The Victory Lakefront Fund will seek to persuade the blue-chip companies in which it invests to make diversity a top corporate priority. That makes it different from other funds that support social issues, as they typically invest only in companies that already demonstrate a commitment to their cause.
"This may be the first fund that is taking an active approach to working with its portfolio companies," said W. Christopher Maxwell, senior managing director at Key Asset Management Inc., a unit of the Cleveland-based bank.
Victory Lakefront is also believed to be the first fund aimed directly at the African-American market, which earns and spends more than $350 billion a year.

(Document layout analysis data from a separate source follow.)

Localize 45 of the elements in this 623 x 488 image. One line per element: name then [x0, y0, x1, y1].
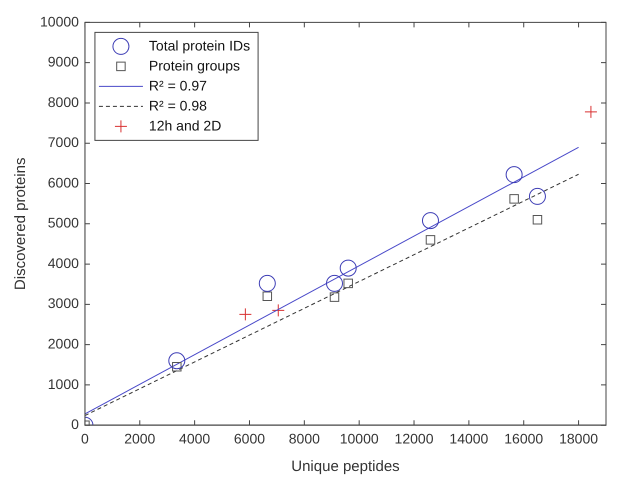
- point: [584, 105, 598, 118]
- y-tick-label: 1000: [48, 376, 80, 392]
- y-tick-label: 0: [71, 416, 80, 432]
- x-tick-label: 16000: [504, 430, 544, 446]
- point: [509, 194, 519, 204]
- legend-label: 12h and 2D: [148, 117, 222, 134]
- point: [422, 212, 439, 230]
- point: [426, 235, 436, 245]
- y-tick-label: 3000: [48, 295, 80, 312]
- legend-label: Protein groups: [148, 57, 240, 74]
- y-tick-label: 9000: [48, 54, 80, 70]
- x-tick-label: 8000: [288, 430, 320, 446]
- y-tick-label: 8000: [48, 94, 80, 110]
- point: [272, 304, 285, 317]
- legend-label: Total protein IDs: [148, 37, 250, 54]
- y-tick-label: 2000: [48, 336, 80, 352]
- x-tick-label: 14000: [449, 430, 489, 446]
- x-tick-label: 4000: [179, 430, 210, 446]
- y-tick-label: 5000: [48, 214, 80, 231]
- point: [258, 274, 276, 292]
- legend-label: R² = 0.97: [148, 77, 208, 94]
- x-tick-label: 6000: [234, 430, 266, 446]
- x-axis-title: Unique peptides: [291, 458, 400, 476]
- point: [326, 274, 343, 292]
- y-tick-label: 10000: [40, 13, 80, 30]
- point: [168, 352, 186, 370]
- point: [532, 215, 542, 225]
- point: [262, 292, 272, 302]
- y-tick-label: 6000: [48, 174, 80, 190]
- point: [238, 308, 252, 321]
- point: [340, 260, 357, 277]
- point: [172, 362, 182, 372]
- point: [330, 292, 340, 302]
- y-tick-label: 7000: [48, 134, 80, 150]
- point: [528, 188, 546, 205]
- x-tick-label: 2000: [124, 430, 156, 446]
- point: [343, 278, 353, 288]
- point: [506, 166, 523, 184]
- y-axis-title: Discovered proteins: [12, 158, 30, 290]
- x-tick-label: 12000: [394, 430, 434, 446]
- x-tick-label: 0: [81, 430, 90, 446]
- x-tick-label: 18000: [559, 430, 598, 446]
- legend-label: R² = 0.98: [148, 97, 208, 114]
- y-tick-label: 4000: [48, 254, 80, 271]
- x-tick-label: 10000: [340, 430, 379, 446]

While major fund companies have long targeted groups such as women, senior citizens, and young investors-none have sought to appeal directly to African-Americans and others for whom diversity strikes an emotional chord.

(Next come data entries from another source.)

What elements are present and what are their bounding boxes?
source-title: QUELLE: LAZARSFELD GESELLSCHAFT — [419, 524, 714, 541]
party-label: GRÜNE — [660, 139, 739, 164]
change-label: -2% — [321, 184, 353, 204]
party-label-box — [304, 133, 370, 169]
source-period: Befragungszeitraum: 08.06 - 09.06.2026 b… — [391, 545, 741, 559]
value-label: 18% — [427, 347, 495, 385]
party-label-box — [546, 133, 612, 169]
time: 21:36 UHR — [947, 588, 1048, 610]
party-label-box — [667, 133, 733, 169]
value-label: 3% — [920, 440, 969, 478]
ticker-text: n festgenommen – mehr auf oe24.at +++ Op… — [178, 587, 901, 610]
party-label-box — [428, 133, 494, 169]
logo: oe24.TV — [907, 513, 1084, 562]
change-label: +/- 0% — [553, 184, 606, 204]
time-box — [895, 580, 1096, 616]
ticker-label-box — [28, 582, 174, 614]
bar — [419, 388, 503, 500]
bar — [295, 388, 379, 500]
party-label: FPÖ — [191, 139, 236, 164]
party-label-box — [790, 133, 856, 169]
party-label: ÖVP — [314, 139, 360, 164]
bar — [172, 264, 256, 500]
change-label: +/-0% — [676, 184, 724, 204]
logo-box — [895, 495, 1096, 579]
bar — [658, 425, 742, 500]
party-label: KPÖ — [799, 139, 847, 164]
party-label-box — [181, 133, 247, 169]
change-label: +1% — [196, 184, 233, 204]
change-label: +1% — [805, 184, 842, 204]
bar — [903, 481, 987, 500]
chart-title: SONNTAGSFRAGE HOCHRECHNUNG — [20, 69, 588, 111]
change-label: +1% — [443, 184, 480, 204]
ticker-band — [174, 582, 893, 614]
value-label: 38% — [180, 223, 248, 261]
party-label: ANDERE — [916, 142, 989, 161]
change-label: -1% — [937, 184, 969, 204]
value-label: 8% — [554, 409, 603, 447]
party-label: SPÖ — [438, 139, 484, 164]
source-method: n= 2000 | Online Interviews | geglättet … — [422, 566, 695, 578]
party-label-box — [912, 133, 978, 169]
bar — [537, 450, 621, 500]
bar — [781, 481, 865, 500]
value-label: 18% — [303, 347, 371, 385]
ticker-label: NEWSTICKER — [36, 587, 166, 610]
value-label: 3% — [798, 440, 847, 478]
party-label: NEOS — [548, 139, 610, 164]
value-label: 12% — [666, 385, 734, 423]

"This is a different beast," said Richard Ross at Fifty-plus Communications Consulting in Glencoe, Ill. "It's a fascinating offering."
A long-term growth fund, Victory Lakefront invests in strong companies whose stock is undervalued, including American Express Co., Texas Instruments, Reebok International, and General Electric Co. Once it owns shares in these companies, it promotes to their managements the economic benefits of diversity policies.
"We don't screen out anybody," said Nathaniel Carter, the fund's creator. "We look for companies with shareholder upside and after we own them, we try to get them comfortable with diversity.
"Companies not dealing with diversity are putting their shareholders at risk from an economic standpoint," he added.
Mr. Carter is president and chief investment officer of Lakefront Capital Investors Inc., Cleveland, which is the only investment advisory firm in Ohio owned by African-Americans. He said he plans to market Victory Lakefront to 401(k) plans and is currently in negotiations with national and regional brokerage firms, including Merrill Lynch & Co. and Dean Witter Financial Services, to carry the fund.
Brokers that work at these firms, Mr. Carter predicted, will want to sell Victory Lakefront because it will provide them with entree to the African-American market.
"It can really be a foot-in-the-door product for them," he said.
According to Mr. Carter, a recent survey by Roper Starch Worldwide found that 51% of African-Americans would like to have their investments pegged to diversity issues. Only 10% of whites in the survey expressed similar sentiments, Mr. Carter said.
Moreover, African-Americans' buying power has grown rapidly in recent years. The number of African-American households with annual incomes of $50,000 or more grew more than 50% during the 1980s to 1.1 million, according to Target Market News Inc., a Chicago-based research firm. By 2000, 12.4 million households will be headed by African-Americans, Target said.
At KeyCorp, Mr. Maxwell said the fund, officially launched last week, has already garnered wide interest. News of its availability generated five times as many telephone inquiries as other investment products, he said.
The fund is likely not only to attract African-Americans, but anyone who feels strongly about championing diversity in the workplace and in society at large, observers said. But while few questioned the fund's emotional appeal, some said that would take it only so far.
"The issue is, will the performance be there?" said Marcia Selz, president of Marketing Matrix, a Los Angeles consulting firm. "Investors will not just look at the approach, but ask, 'What's in it for me?'" For a fund like Victory Lakefront to gather assets, it must have high visibility in the market. The way to do that is to establish a stellar track record, she said.
"You have to have a wait-and-see approach."